The aftermath of service in war, for veterans and their families and faith communities, is spiritually devastating, and the current wars, VA clinicians suggest, create conditions that increase the exposure to moral injury. However, veterans who raise moral issues such as guilt and remorse are usually referred to clergy.
Treatment protocols for moral injury suggested by VA clinicians include access to both a caring, nonjudgmental moral authority and a welcoming community that can receive the testimony of veterans, provide means for making restitution, and offer forgiveness. Such protocols indicate that trauma and spirituality often intersect.

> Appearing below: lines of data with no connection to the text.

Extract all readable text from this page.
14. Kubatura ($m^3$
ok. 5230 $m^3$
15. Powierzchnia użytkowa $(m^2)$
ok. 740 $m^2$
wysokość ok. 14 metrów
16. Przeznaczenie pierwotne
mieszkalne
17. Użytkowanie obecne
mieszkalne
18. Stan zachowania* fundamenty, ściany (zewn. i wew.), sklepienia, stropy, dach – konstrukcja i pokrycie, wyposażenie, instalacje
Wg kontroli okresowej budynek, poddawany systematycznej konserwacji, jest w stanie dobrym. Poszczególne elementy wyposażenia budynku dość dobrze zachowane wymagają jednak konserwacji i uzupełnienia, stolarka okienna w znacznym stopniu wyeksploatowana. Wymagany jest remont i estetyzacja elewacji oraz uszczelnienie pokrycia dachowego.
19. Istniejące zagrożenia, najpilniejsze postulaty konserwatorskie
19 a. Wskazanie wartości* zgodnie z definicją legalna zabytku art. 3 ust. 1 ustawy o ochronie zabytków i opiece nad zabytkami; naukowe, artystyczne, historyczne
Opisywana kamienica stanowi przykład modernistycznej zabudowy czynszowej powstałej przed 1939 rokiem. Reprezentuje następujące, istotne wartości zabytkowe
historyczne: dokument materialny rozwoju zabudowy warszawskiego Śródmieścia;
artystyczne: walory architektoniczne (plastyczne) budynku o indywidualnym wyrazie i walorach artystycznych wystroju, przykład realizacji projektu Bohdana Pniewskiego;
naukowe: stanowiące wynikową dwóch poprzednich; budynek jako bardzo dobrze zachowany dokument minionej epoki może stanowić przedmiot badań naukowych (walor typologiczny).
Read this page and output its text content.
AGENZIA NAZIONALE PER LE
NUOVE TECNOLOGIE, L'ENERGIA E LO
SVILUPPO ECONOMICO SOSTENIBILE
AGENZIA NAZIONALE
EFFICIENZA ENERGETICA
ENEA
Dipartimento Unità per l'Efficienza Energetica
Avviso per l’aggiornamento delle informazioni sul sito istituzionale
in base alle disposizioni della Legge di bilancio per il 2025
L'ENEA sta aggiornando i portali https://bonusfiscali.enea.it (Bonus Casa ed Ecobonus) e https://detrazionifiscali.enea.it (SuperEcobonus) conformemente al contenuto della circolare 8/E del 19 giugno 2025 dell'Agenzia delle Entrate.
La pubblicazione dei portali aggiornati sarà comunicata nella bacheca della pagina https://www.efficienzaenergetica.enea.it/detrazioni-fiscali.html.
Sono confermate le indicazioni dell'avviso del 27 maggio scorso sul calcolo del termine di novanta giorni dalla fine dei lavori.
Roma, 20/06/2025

Healing the psyche requires healing the spirit.
Alleviating the suffering of moral injury is an important responsibility of religious people in the United States. We must find ways to address guilt and remorse about moral transgressions so grave as to threaten the individual's soul and their communities. Religious communities and scholars can create robust and effective practices to address moral injury and offer teaching about crucial life and death moral issues.
This call to understand and heal moral injury also offers faith communities an opportunity to serve a wider common good that can extend the study and treatment of moral injury into other areas of society, for example law enforcement officers, gang members, by-standers who witness violence, prisoners, and the formerly incarcerated. Through such work we can contribute to efforts to reduce the polarizing, violent tone of discourse in American public life and offer new approaches to complex and difficult moral problems, grounded in restorative justice.